Abstract:
"Seamless access to online entertainment platforms has been immensely improved over the
past decade with the advancement of information technology. Also, people now have access to online entertainment platforms at any time from everywhere, and they are used to
browsing and listening to music content from these platforms. However, searching for music content, based on their music preferences, is a hot topic nowadays. Listeners and content creators are struggling when using these platforms because of the abundance of music content are added day-by-day, most of the time people are stickler to a particular music genre category and sometimes they would like to hear different genres according to the situation they are at. And entertainment platforms should have efficient algorithms to label music content by analysing their features to tag them, to be searched by the platform users to provide a better experience. So, many researchers have come up with different approaches such as, analysing lyrics with natural language processing techniques, audio analysis using signal processing techniques, and even creating hybrid models using both audio and textual content of the music to classify their genres.
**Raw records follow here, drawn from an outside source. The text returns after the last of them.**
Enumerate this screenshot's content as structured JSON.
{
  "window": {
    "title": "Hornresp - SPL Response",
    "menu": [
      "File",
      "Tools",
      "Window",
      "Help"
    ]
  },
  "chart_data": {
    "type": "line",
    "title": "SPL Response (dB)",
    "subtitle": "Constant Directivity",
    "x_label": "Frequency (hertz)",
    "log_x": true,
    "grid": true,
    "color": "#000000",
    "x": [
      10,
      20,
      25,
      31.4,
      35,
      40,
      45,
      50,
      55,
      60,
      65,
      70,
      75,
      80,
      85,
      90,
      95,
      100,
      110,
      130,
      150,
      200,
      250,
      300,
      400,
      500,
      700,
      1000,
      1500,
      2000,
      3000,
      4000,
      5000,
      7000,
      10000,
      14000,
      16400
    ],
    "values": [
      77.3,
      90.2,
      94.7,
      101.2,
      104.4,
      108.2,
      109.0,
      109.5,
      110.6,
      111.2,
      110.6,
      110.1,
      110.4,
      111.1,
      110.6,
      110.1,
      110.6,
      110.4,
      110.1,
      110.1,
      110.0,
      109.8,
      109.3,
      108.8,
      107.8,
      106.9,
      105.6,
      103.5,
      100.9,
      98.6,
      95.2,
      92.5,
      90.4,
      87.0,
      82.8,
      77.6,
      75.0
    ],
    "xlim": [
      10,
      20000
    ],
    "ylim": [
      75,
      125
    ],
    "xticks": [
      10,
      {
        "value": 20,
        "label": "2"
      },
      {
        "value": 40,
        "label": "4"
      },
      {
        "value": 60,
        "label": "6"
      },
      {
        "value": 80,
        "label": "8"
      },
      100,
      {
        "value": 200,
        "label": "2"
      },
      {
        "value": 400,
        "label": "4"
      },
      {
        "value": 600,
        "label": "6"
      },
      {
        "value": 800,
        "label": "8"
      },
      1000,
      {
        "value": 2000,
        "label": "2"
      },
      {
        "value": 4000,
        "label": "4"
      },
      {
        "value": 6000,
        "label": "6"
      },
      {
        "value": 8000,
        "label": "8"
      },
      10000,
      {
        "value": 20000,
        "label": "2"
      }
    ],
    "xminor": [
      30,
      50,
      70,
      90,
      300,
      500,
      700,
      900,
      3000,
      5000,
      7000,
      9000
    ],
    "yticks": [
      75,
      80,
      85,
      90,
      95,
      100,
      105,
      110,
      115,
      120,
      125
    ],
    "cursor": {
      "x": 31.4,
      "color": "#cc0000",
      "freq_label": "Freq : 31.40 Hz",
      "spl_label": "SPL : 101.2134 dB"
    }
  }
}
Nowadays, utilizing multi-modal learning has also become a famous topic because it has
overcome the obstacle of training different types of data that cannot be trained in a single
deep learning model, and different types of data bring different features that would be
essential to improve the efficiency of deep learning models. So, this study is about
developing a multi-modal, multi-class classifier using audio content of songs using audio
processing techniques and utilizing lyrics content by training a Deep Neural Network model
using contextual embedding to represent text to provide more accurate results. Finally, to
build a system that is capable of classifying music content more accurately based on their
genre using textual and audio features.
"